11/2017

A cura di

Tommaso Aversa (Messina), Donatella Capalbo (Napoli) e Anita Morandi (Verona)

 

Massolt ET, Meima ME, Swagemakers SMA, et al. Thyroid State Regulates Gene Expression in Human Whole Blood. J Clin Endocrinol Metab. 2017 Oct 23. doi: 10.1210/jc.2017-01144. [Epub ahead of print]

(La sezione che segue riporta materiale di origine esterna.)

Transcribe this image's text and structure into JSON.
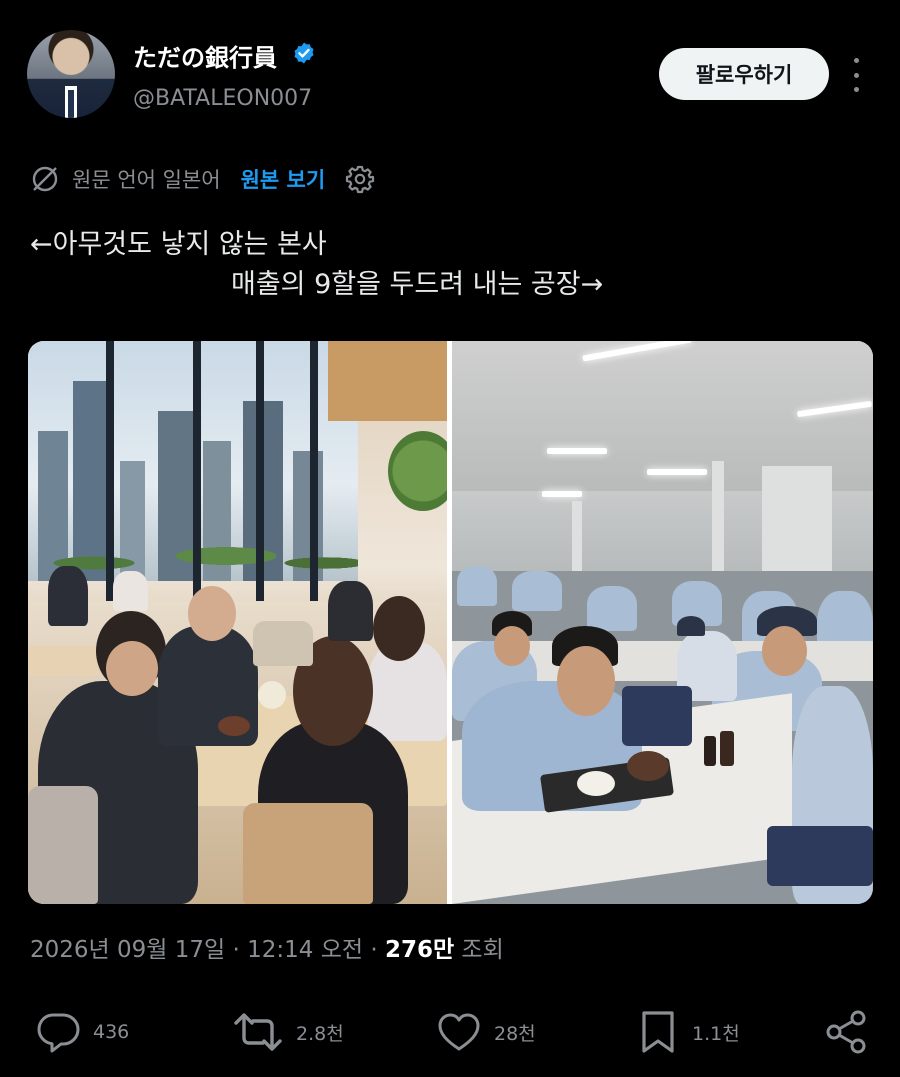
{
  "author": {
    "display_name": "ただの銀行員",
    "handle": "@BATALEON007",
    "verified": true,
    "avatar_icon": "profile-photo"
  },
  "follow_button": {
    "label": "팔로우하기"
  },
  "translation": {
    "language_text": "원문 언어 일본어",
    "show_original_label": "원본 보기"
  },
  "tweet": {
    "line1": "←아무것도 낳지 않는 본사",
    "line2": "매출의 9할을 두드려 내는 공장→"
  },
  "media": {
    "left_image": "modern-office-cafeteria-photo",
    "right_image": "factory-cafeteria-photo"
  },
  "meta": {
    "datetime": "2026년 09월 17일 · 12:14 오전 · ",
    "views_count": "276만",
    "views_label": " 조회"
  },
  "actions": {
    "replies": "436",
    "reposts": "2.8천",
    "likes": "28천",
    "bookmarks": "1.1천"
  },
  "colors": {
    "background": "#000000",
    "accent": "#1d9bf0",
    "text_primary": "#e7e9ea",
    "text_secondary": "#8b8f94"
  }
}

Questo studio olandese analizza gli effetti della funzionalità tiroidea sulla espressività genica nel sangue periferico. Lo studio è stato condotto su 8 pazienti adulti (4 maschi) con carcinoma della tiroide, sottoposti a tiroidectomia. Questi soggetti sono stati valutati dapprima in condizione di ipotiroidismo, al momento dell’esecuzione di un trattamento radiometabolico con I131, e successivamente al riavvio della terapia con levotiroxina, in condizione di ipertiroidismo subclinico. Gli autori, attraverso una next generation sequencing dell’RNA hanno potuto constatare come vi siano 486 geni che sono espressi in maniera differente in base allo stato di funzionalità tiroidea, con una differenza di almeno 1,5 volte. Il 76% di questi geni ha subito una up regulation ed il 24% una down regulation. Attraverso una analisi di ontologia genica gli autori sono riusciti a dimostrare che l’allungamento durante la trascrizione e l’emostasi sono tra i processi biologici che più risentono dello stato tiroideo. La funzionalità tiroidea pertanto non influenza solo i leucociti, ma anche le piastrine. Infatti molti dei geni che subiscono una up regulation riguardano fattori piastrinici specifici. Ovviamente, essendo le piastrine anucleate, il loro mRNA deriva dai precursori nucleati.

Gli autori sostengono pertanto che i livelli degli ormoni tiroidei influenzano in maniera positiva l’attività protrombotica piastrinica. Tale dato è in accordo con quanto già noto in letteratura relativamente all’aumentato rischio trombotico dei pazienti con ipertiroidismo e ne spiega in una certa maniera il meccanismo fisiopatologico di base.

 

Caleyachetty R, Thomas GN, Toulis KA, et al. Metabolically Healthy Obese and Incident Cardiovascular Disease Events Among 3.5 Million Men and Women. J Am Coll Cardiol. 2017 Sep 19;70(12):1429-1437. doi: 10.1016/j.jacc.2017.07.763.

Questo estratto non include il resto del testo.